USA - Seismic Blasting Halted, Adding Another Protection for Endangered Right Whales
After years of advocacy and legal back-and-forth, environmental conservation groups are celebrating a victory: The government will prohibit the use of sonic blasts in the ocean this year, which could help save the lives of critically endangered North Atlantic right whales.
During an Oct. 1 conference, officials from the seismic blasting industry announced they won’t pursue efforts to employ seismic blasting to search for offshore oil, a move that dozens of environmentally-focused conservation groups and coastal communities, including New Smyrna Beach and Flagler County, have signed resolutions against.
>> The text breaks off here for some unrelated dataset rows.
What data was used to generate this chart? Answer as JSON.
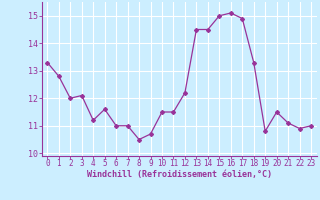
{
  "x": [
    0,
    1,
    2,
    3,
    4,
    5,
    6,
    7,
    8,
    9,
    10,
    11,
    12,
    13,
    14,
    15,
    16,
    17,
    18,
    19,
    20,
    21,
    22,
    23
  ],
  "y": [
    13.3,
    12.8,
    12.0,
    12.1,
    11.2,
    11.6,
    11.0,
    11.0,
    10.5,
    10.7,
    11.5,
    11.5,
    12.2,
    14.5,
    14.5,
    15.0,
    15.1,
    14.9,
    13.3,
    10.8,
    11.5,
    11.1,
    10.9,
    11.0
  ],
  "line_color": "#993399",
  "marker": "D",
  "marker_size": 2,
  "bg_color": "#cceeff",
  "grid_color": "#aaddcc",
  "xlabel": "Windchill (Refroidissement éolien,°C)",
  "xlabel_color": "#993399",
  "tick_color": "#993399",
  "label_color": "#993399",
  "ylim": [
    9.9,
    15.5
  ],
  "yticks": [
    10,
    11,
    12,
    13,
    14,
    15
  ],
  "xlim": [
    -0.5,
    23.5
  ],
  "xticks": [
    0,
    1,
    2,
    3,
    4,
    5,
    6,
    7,
    8,
    9,
    10,
    11,
    12,
    13,
    14,
    15,
    16,
    17,
    18,
    19,
    20,
    21,
    22,
    23
  ],
  "tick_fontsize": 5.5,
  "xlabel_fontsize": 6.0
}
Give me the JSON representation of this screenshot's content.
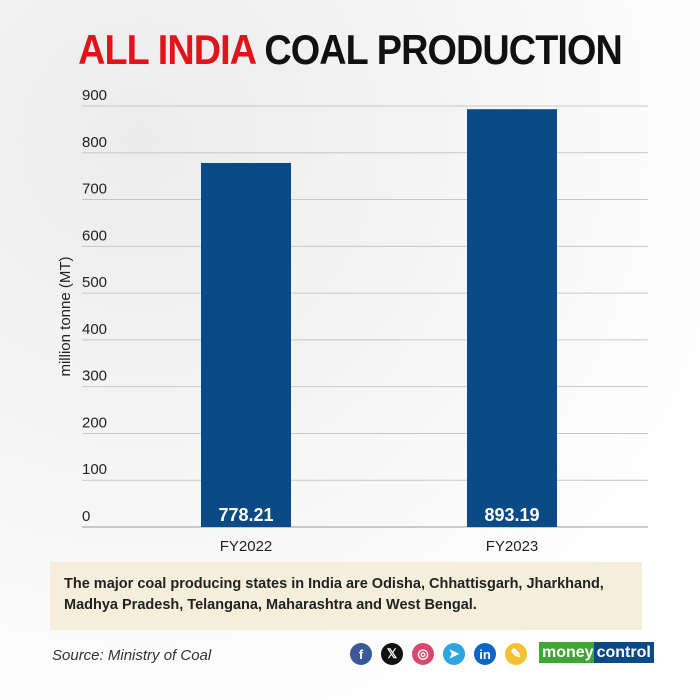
{
  "title": {
    "highlight": "ALL INDIA",
    "rest": "COAL PRODUCTION"
  },
  "chart_data": {
    "type": "bar",
    "title": "ALL INDIA COAL PRODUCTION",
    "categories": [
      "FY2022",
      "FY2023"
    ],
    "values": [
      778.21,
      893.19
    ],
    "value_labels": [
      "778.21",
      "893.19"
    ],
    "xlabel": "",
    "ylabel": "million tonne (MT)",
    "ylim": [
      0,
      900
    ],
    "yticks": [
      0,
      100,
      200,
      300,
      400,
      500,
      600,
      700,
      800,
      900
    ],
    "grid": true,
    "bar_color": "#0a4a87"
  },
  "note": "The major coal producing states in India are Odisha, Chhattisgarh, Jharkhand, Madhya Pradesh, Telangana, Maharashtra and West Bengal.",
  "source": "Source: Ministry of Coal",
  "social": [
    {
      "name": "facebook-icon",
      "glyph": "f",
      "color": "#3b5998"
    },
    {
      "name": "x-icon",
      "glyph": "𝕏",
      "color": "#111111"
    },
    {
      "name": "instagram-icon",
      "glyph": "◎",
      "color": "#d9486f"
    },
    {
      "name": "telegram-icon",
      "glyph": "➤",
      "color": "#2ca5e0"
    },
    {
      "name": "linkedin-icon",
      "glyph": "in",
      "color": "#0a66c2"
    },
    {
      "name": "koo-icon",
      "glyph": "✎",
      "color": "#f2c230"
    }
  ],
  "logo": {
    "part1": "money",
    "part2": "control"
  }
}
According to Oceana, an international nonprofit advocacy group dedicated to protecting the ocean and its inhabitants, seismic blasting uses airguns, which release loud, pressurized blasts into the seafloor. Their echoes are measured with long tubes that can map out offshore oil and gas reserves.
It creates one of the loudest man-made sounds in the ocean and can harm or kill marine animals, from zooplankton to large whales — including the critically endangered right whale. And without Incidental Harassment Authorizations, year-long permits that allow developers to proceed with a project despite the possibility of harm to marine life, the seismic blasting industry can’t function.
Julie Albert, right whale coordinator for the Marine Resources Council, said this seems like a win for the endangered mammals.
“As far as right whales go, it’s been proven through measuring their stress hormones that noise does stress them out. So as far as I know, this is going to be a good thing,” she said. “I know a lot of people see damage done to marine species as a result of it, so I’d like to think that we’re not going to see that.”
Albert, who keeps a watch over right whale appearances in Florida, often in Volusia and Flagler counties, said there have been studies completed that show stressed right whales can have socialization and even birthing problems.
“This is a huge victory not just for us, but for every coastal community that loudly and persistently protested the possibility of seismic blasting,” said Catherine Wannamaker, a senior attorney at the Southern Environmental Law Center, in a news release. “There will be no boats in the water this year ... We’ll continue fighting to keep it that way.”